La primera es que reina en ciertas esferas una asombrosa falta de información, por decir lo menos, respecto de los sistemas de protección de derechos humanos como el interamericano. A diferencia de otros instrumentos internacionales, los de derechos humanos no crean potestades, y menos derechos, a favor de los estados, sino básicamente deberes y obligaciones. Quienes gozan de derechos bajo estos sistemas son los individuos, por sí mismos u organizados. Ellos –no los gobiernos– son su eje central.

Por esto es que cualquier iniciativa que incida en un sistema de protección de derechos humanos debe contar con un vasto respaldo de sus usuarios, de las víctimas y, en general, de la sociedad civil. Nada de eso pasó en Guayaquil. Los usuarios del sistema interamericano fueron ignorados. Habría sido interesante preguntarles a ellos –a los perseguidos, los torturados, los familiares de los desaparecidos, etcétera– si les parecía bien quitarle a la CIDH la potestad de emitir cautelares.

Igual desconocimiento afloró de elementales nociones del derecho internacional. No solo que los textos de los instrumentos son claros sobre la competencia de la CIDH para emitir cautelares, sino que su otorgamiento ha sido una práctica aceptada. La práctica en la ejecución de tratados es un hecho clave en su interpretación. Como tampoco puede ignorarse el efecto que tiene para el Ecuador la declaración que ha hecho este gobierno de reconocer la fuerza vinculante de ellas, y el que hasta él mismo las haya solicitado en ocasiones. En derecho internacional la práctica y las declaraciones unilaterales, así como la costumbre no pueden ignorarse.

La segunda cosa fue la ausencia en este debate de casi todas las asociaciones civiles (académicas, profesionales, empresariales, etcétera) de la sociedad ecuatoriana. Han sido más bien las asociaciones civiles de otras naciones, especialmente del Cono Sur, las más alarmadas y activas. Con la oposición sucedió cosa igual, ausencia completa. Con este escenario de anomía, temor o de desorganización, ya puede uno imaginarse a nuestro país una vez aprobados la ley mordaza, el Código Penal y la ley de Telecomunicación.

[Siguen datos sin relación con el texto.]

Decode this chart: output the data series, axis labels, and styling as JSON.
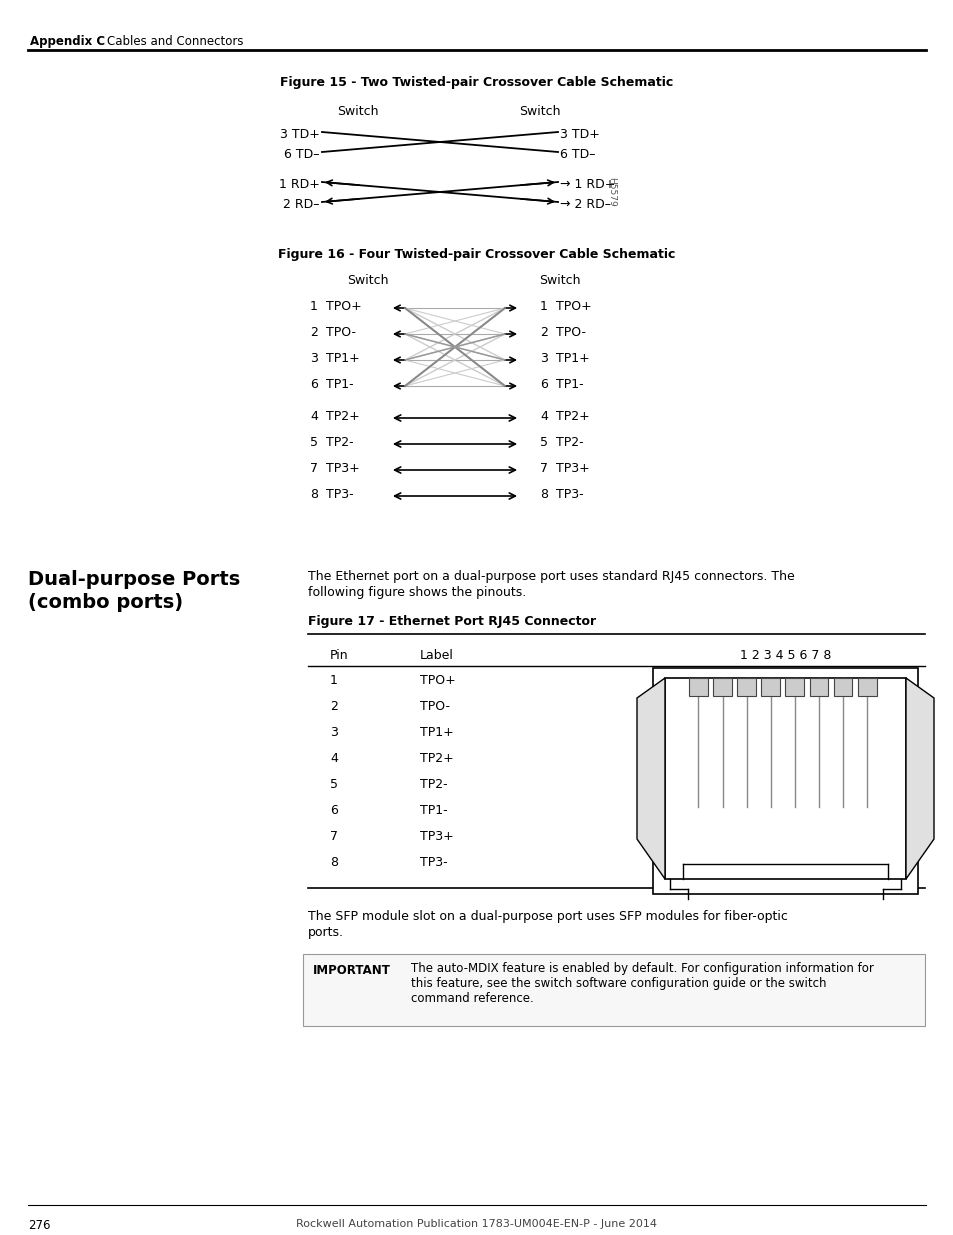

La tercera fue la admirable resistencia que ha encontrado la iniciativa de restarle competencias a la CIDH en la gran mayoría de los gobiernos del hemisferio. Es probable que ello refleje la convicción íntima de sus líderes de que semejante propuesta es incompatible con sociedades democráticas y modernas del siglo XXI, especialmente los líderes de aquellas naciones que sufrieron la pesadilla totalitaria. O es probable que lo hagan movidos por la vergüenza de ser estigmatizados por el mundo como los responsables de haber debilitado un sistema de protección de derechos humanos. Convicción democrática o vergüenza de aparecer no tenerla, lo cierto es que se derrotó a la iniciativa.